S. Créty : Oui je lis beaucoup de comics, je ne lis d’ailleurs que du comics depuis 10 ans,. C’est David Chauvel, l’éditeur de la série, qui m’a contacté lorsqu’ils ont mis en place ce projet avec Serge. Ils recherchaient un dessinateur rapide et qui avait ce background comics, donc ils ont fait appel à moi.

Vous vous transposez dans un univers comics, malgré tout vous restez dans un style de bd très franco/belge. C’est une volonté que vous aviez en commun ou est-ce vous qui avez apporté cette touche ?

S.Créty : Non on ne voulait surtout pas, chacun d’entre nous, faire semblant d’être des américains. On est des européens et on aborde le sujet des supers héros comme des européens. On voulait pas faire semblant d’être du Wisconsin ou du Minnesota, non moi je viens des Ardennes, et il n’y a rien de plus français que les Ardennes, je peux vous l’assurer ! Lui (dit-il en indiquant son acolyte Serge Lehman d’un mouvement de tête) est de Paris, de ce no man’s land français. (rires)
Ils se trouvent que beaucoup de comics que je lis et aime sont publiés aux USA, mais les auteurs sont soient anglais, soient écossais et il n’y a pas plus européens qu’un écossais, je peux vous l’assurer !

 


Extrait du Tome 2 « Le Fuseur »

 

Ce personnage de Braffort est très ambigu, très compliqué, très complet mais en même temps très torturé, vous avez eu du mal à trouver son charac design ?

S.Créty : On a travaillé mais ça n’a pas été une galère. La tenue du super héros ne doit pas être anecdotique, ça n’est pas quelque chose qu’on peut bâcler. C’est important.
Elle devait être belle à la base et symbolique de tous les concepts qui traversent ce principe de super héros parisien, avec l’identité de Braffort. Il y avait différents éléments disparates qu’il a fallu réunir autour de ce costume, donc ça sous entend pas mal de rechercher, d’aller retour, d’élagages, de pistes qui se sont avérées être des impasses. Tourner autour de l’idée jusqu’à s’apercevoir que les solutions les plus simples sont les plus pertinentes, à notre avis. C’est un ancien militaire qui avait donc une tenue et qui se retrouve dans la peau d’un héros avec la référence de Fantomas pour la bi-chromie, la stature, la cape, le thème super héroïque.

Oui, parce que la tenue que vous avez créé est très classe et représente bien l’idée que l’on peut se faire d’un super héros à la française.

S.Créty : Braffort a effectivement le bon goût de ne pas mettre son slip au dessus de son pantalon ! (rires)

S.Lehman : Ah c’est un français, il a des codes vestimentaires ! (rires)

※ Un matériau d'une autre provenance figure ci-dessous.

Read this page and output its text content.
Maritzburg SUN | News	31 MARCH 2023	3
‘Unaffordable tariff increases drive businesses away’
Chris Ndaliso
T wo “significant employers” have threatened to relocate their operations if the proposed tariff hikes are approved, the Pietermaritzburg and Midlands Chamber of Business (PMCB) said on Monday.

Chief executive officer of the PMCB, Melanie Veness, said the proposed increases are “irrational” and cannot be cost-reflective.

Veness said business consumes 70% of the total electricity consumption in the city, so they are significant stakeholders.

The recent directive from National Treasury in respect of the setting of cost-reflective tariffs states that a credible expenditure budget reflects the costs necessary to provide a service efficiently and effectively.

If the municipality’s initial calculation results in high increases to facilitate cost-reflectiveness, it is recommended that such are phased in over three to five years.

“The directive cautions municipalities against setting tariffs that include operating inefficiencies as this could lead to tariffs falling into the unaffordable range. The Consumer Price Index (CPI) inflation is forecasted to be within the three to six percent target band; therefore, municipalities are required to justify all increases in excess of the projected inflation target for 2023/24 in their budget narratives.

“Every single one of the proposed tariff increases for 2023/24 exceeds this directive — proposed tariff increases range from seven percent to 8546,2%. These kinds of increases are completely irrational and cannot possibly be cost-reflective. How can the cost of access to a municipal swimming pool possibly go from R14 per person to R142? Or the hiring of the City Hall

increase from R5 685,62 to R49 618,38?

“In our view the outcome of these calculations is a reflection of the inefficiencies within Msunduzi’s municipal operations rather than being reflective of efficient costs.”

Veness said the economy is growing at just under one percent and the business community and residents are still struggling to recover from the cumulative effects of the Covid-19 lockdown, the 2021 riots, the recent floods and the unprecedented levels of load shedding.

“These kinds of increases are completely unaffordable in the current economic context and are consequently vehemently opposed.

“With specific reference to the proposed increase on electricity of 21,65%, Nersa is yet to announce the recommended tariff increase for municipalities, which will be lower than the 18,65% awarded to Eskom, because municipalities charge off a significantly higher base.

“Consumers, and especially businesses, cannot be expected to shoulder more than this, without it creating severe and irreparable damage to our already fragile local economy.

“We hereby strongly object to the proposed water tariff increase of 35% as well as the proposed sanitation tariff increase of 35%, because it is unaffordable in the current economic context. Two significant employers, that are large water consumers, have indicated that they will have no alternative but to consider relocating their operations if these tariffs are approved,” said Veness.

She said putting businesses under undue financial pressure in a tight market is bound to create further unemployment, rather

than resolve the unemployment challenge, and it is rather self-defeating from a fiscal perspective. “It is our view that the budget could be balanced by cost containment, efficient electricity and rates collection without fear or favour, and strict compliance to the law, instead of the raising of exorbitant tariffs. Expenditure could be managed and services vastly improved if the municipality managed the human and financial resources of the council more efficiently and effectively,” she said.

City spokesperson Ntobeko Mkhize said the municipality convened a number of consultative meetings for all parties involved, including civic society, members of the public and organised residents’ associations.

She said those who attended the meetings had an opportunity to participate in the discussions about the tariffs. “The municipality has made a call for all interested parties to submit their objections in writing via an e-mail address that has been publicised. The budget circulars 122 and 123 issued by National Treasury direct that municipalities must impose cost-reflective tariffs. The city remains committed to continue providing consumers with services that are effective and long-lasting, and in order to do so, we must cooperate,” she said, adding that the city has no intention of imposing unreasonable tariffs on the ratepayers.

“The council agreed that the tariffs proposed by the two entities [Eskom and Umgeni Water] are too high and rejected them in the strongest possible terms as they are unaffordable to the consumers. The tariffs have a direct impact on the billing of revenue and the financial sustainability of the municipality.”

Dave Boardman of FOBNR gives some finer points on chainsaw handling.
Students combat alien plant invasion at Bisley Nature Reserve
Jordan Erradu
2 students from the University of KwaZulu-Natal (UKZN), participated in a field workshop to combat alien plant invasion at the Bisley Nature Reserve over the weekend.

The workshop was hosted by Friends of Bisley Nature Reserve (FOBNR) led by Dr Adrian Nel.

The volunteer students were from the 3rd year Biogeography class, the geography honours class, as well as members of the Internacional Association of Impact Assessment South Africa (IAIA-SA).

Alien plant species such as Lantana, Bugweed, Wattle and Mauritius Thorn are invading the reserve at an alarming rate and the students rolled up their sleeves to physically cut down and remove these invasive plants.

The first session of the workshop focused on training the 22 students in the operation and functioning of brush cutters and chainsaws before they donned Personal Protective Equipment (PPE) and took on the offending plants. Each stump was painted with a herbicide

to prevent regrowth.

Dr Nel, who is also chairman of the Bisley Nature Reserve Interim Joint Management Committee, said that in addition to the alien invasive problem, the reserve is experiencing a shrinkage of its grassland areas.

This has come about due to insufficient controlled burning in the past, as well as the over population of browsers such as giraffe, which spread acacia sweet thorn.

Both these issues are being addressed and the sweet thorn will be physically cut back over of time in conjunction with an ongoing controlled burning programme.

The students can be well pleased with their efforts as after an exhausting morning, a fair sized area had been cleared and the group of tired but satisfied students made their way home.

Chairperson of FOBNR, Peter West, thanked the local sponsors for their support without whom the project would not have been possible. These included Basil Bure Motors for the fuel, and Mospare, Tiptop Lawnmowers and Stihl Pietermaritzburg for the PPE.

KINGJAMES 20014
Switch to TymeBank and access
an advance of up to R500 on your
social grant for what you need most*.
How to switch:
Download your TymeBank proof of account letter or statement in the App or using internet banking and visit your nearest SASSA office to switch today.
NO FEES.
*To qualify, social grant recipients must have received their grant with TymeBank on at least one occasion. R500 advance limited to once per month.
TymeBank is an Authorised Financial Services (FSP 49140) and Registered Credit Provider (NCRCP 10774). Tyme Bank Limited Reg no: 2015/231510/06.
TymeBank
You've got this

S.Créty : J’ai cherché des tenues car à la base il devait être en civil. Serge et Julien (Julien Hugonnard-Bert, l’encreur de la saga ndlr) m’ont donné des références Kenzo et compagnie.
On voyait pas notre super héros bleu, jaune ou avec des couleurs fluos. C’est une naïveté qu’on a aux USA mais pas en France. On n‘a pas le même historique. Avoir un super héros bondissant entre les gratte-ciels, aux USA, ça n’est pas choquant. On a des raisons qui nous appartiennent et qui sont peut être erronées, mais Serge et moi nous l’imaginions mal en rouge, en vert, en quelque chose d’éclatant. On est plus dans la discrétion, plus dans le passé historique. C’est un militaire, il n’a pas envie d’apparaitre en super héros, il a envie de se fondre dans la masse. La tenue c’est une tenue de combat, il va se fondre dans Paris pour être le plus discret possible, il n’a pas envie de parader sur les Champs Elysée. Donc du coup nous avons opté pour une tenue en noir et blanc, pour moi Paris c’est les films en noir et blanc
(rires). Il y a des choses qu’on s’est interdit parce que ça ne fait pas partie de notre culture.

S.Lehman : C’est un processus très intuitif, on est capable maintenant d’avoir une vison d’ensemble sur notre charte graphique. L’essentiel, le travail de création, celui de Stéphane, c’est fait autour de croquis. On voyait qu’on se rapprochait, s’éloignait, on revenait sur ce qu’on avait fait pour quelque chose qui nous paraissait mieux et un jour il nous sort un croquis et là tout le monde s’écrit « c’est ça ! » et là c’est magique.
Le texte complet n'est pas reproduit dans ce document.